I was reminded of a very remote and beautiful place yesterday. Stavros tis Psokas. It's about 2 and a half hours drive from Nicosia or from Pyrgos in Paphos. Very steep windy roads, but were paved 5 years ago. There is something like a hostel there where you can stay but no cooking facilities and the only cafe will only cook if you let them know you are coming well in advance. This is the most unspoiled part of the island and I still have pictures of being there from over 25 years ago.


----------



## Veronica (Apr 5, 2008)

theresoon said:


> I was reminded of a very remote and beautiful place yesterday. Stavros tis Psokas. It's about 2 and a half hours drive from Nicosia or from Pyrgos in Paphos. Very steep windy roads, but were paved 5 years ago. There is something like a hostel there where you can stay but no cooking facilities and the only cafe will only cook if you let them know you are coming well in advance. This is the most unspoiled part of the island and I still have pictures of being there from over 25 years ago.

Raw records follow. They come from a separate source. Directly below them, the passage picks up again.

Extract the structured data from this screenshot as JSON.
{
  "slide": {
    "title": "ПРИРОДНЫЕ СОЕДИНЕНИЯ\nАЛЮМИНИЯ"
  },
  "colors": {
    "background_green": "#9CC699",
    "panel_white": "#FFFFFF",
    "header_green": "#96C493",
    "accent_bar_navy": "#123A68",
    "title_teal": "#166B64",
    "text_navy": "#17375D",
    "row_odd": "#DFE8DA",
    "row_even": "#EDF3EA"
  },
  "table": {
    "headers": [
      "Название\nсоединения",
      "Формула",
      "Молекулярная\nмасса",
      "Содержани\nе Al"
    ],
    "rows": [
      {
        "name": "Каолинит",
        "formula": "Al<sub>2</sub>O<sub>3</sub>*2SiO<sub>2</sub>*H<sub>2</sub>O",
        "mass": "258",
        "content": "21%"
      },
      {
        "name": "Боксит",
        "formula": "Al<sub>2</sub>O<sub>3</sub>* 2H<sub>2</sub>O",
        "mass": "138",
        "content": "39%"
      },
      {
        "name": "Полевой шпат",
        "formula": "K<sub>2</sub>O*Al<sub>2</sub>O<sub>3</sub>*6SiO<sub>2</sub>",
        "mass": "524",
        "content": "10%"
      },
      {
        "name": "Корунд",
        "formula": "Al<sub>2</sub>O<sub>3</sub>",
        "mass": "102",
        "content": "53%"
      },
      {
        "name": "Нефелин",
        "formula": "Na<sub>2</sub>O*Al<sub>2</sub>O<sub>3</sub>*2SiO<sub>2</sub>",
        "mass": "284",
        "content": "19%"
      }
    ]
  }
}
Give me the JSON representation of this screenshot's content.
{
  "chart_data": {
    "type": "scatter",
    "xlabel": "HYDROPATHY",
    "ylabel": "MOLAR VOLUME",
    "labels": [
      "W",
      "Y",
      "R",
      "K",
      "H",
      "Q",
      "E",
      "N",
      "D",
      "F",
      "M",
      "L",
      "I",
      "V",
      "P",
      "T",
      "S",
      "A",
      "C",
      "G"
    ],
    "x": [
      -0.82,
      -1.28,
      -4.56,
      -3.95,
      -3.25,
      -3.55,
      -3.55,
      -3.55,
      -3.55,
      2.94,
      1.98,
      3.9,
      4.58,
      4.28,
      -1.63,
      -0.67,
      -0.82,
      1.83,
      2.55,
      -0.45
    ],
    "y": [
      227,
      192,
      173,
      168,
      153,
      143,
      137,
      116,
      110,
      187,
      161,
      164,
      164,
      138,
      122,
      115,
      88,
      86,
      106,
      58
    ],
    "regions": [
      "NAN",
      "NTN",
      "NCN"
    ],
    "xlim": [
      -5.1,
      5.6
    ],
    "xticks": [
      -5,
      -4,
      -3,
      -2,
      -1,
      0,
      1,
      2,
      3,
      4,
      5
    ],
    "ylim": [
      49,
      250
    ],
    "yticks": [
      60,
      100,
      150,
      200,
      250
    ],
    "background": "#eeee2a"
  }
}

Stavros Tis Psokas is also the only place I know of where you can see Mouflon as they have a large compound where there is a breeding group of them.


----------



## kimonas (Jul 19, 2008)

theresoon said:


> So Kimonas,
> 
> where do we actually enter? I was told about it but that gate seems very intemedating and there is no side street right now. I remember they used to take us to church there with school as I went to school across the street from there- a few centuries ago.
> 
> Thanks


That's the one (on the main road running south of the park)- designed for a bishop, but just drive in and turn immediate left to the mews parking. There are a couple of pedestrian entrances too on the north wall and on the west, but they are usually locked. Which school did you go to?


----------



## Monty (Jun 9, 2008)

Veronica said:


> Stavros Tis Psokas is also the only place I know of where you can see Mouflon as they have a large compound where there is a breeding group of them.


Hi Veronica
True about those sheep, It was only a few years ago that they were nearly wiped out, People are starting to take notice now, The goverment have even put then on the 1,2 & 5 cent Cypriot Euro coins.
Bet you people will actually look at there coins now lol :focus:

Thanks to Kimonas about one of his best kept secrets ( not now),

Regards to all
Monty


----------



## theresoon (Apr 11, 2008)

kimonas said:


> That's the one (on the main road running south of the park)- designed for a bishop, but just drive in and turn immediate left to the mews parking. There are a couple of pedestrian entrances too on the north wall and on the west, but they are usually locked. Which school did you go to?


Kykkos A ( Veronica why do I need to enter at least 10 characters)


----------



## Veronica (Apr 5, 2008)

theresoon said:


> Kykkos A ( Veronica why do I need to enter at least 10 characters)


Its part of the programme to stop automated spam bots posting.

Veronica


----------